D’autres tensions, comme les questions mémorielles liées à la guerre d’indépendance de l’Algérie, le manque de réconciliation entre les deux pays sur certains dossiers historiques et la gestion des relations économiques et migratoires, viennent également exacerber une situation déjà complexe. La réaction algérienne face à Chergui 2025 fait écho à ces désaccords accumulés et à l’idée qu’une telle coopération militaire franco-marocaine ne fait qu’aggraver une situation déjà tendue.

Vers une escalade des tensions ?

Si la France cherche à apaiser la situation en fournissant des éclaircissements sur son rôle dans les manœuvres militaires, les tensions pourraient persister et même se intensifier. L’Algérie pourrait considérer que la France, en renforçant ses liens avec le Maroc sur le plan militaire, cherche à établir une domination régionale qui empiète sur ses propres intérêts et son rôle historique dans le monde arabe et africain.

La réaction de la France à cette protestation pourrait avoir des implications importantes pour la suite des relations diplomatiques entre les deux pays. Si Paris choisit de minimiser la question ou de soutenir ses engagements militaires avec le Maroc, cela pourrait mener à une nouvelle crise diplomatique, affectant d’autres aspects des relations bilatérales, y compris les relations économiques, la coopération en matière de sécurité et les échanges culturels.
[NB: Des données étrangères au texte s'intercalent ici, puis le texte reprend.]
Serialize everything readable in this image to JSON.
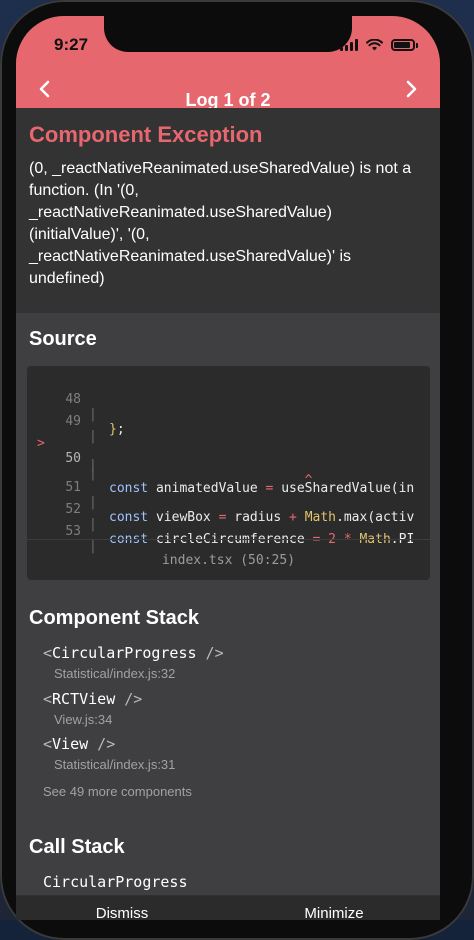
{
  "status_bar": {
    "time": "9:27"
  },
  "header": {
    "title": "Log 1 of 2",
    "prev_icon": "chevron-left-icon",
    "next_icon": "chevron-right-icon",
    "accent_color": "#e7676f"
  },
  "exception": {
    "title": "Component Exception",
    "message_lines": [
      "(0, _reactNativeReanimated.useSharedValue) is not a",
      "function. (In '(0,",
      "_reactNativeReanimated.useSharedValue)",
      "(initialValue)', '(0,",
      "_reactNativeReanimated.useSharedValue)' is",
      "undefined)"
    ]
  },
  "source": {
    "title": "Source",
    "lines": [
      {
        "num": "48",
        "marker": "",
        "text": "};"
      },
      {
        "num": "49",
        "marker": "",
        "text": ""
      },
      {
        "num": "50",
        "marker": ">",
        "text": "const animatedValue = useSharedValue(in"
      },
      {
        "num": "",
        "marker": "",
        "text": "                         ^"
      },
      {
        "num": "51",
        "marker": "",
        "text": "const viewBox = radius + Math.max(activ"
      },
      {
        "num": "52",
        "marker": "",
        "text": "const circleCircumference = 2 * Math.PI"
      },
      {
        "num": "53",
        "marker": "",
        "text": ""
      }
    ],
    "file_ref": "index.tsx (50:25)"
  },
  "component_stack": {
    "title": "Component Stack",
    "items": [
      {
        "name": "CircularProgress",
        "location": "Statistical/index.js:32"
      },
      {
        "name": "RCTView",
        "location": "View.js:34"
      },
      {
        "name": "View",
        "location": "Statistical/index.js:31"
      }
    ],
    "more": "See 49 more components"
  },
  "call_stack": {
    "title": "Call Stack",
    "items": [
      "CircularProgress"
    ]
  },
  "actions": {
    "dismiss": "Dismiss",
    "minimize": "Minimize"
  }
}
En conclusion l’incident des manœuvres Chergui 2025 et la réaction de l’Algérie en convoquant l’ambassadeur de France soulignent la complexité et la fragilité des relations diplomatiques entre les deux pays. Ce nouvel épisode de tensions met en lumière les rivalités géopolitiques en Afrique du Nord, où les enjeux liés au Sahara Marocain, à l’histoire coloniale et aux rapports de force régionaux continuent de dominer les débats diplomatiques. Alors que le Maroc renforce ses relations stratégiques avec la France, l’Algérie, quant à elle, cherche à affirmer sa position sur la scène internationale, particulièrement concernant ses intérêts au Sahara et en Afrique du Nord.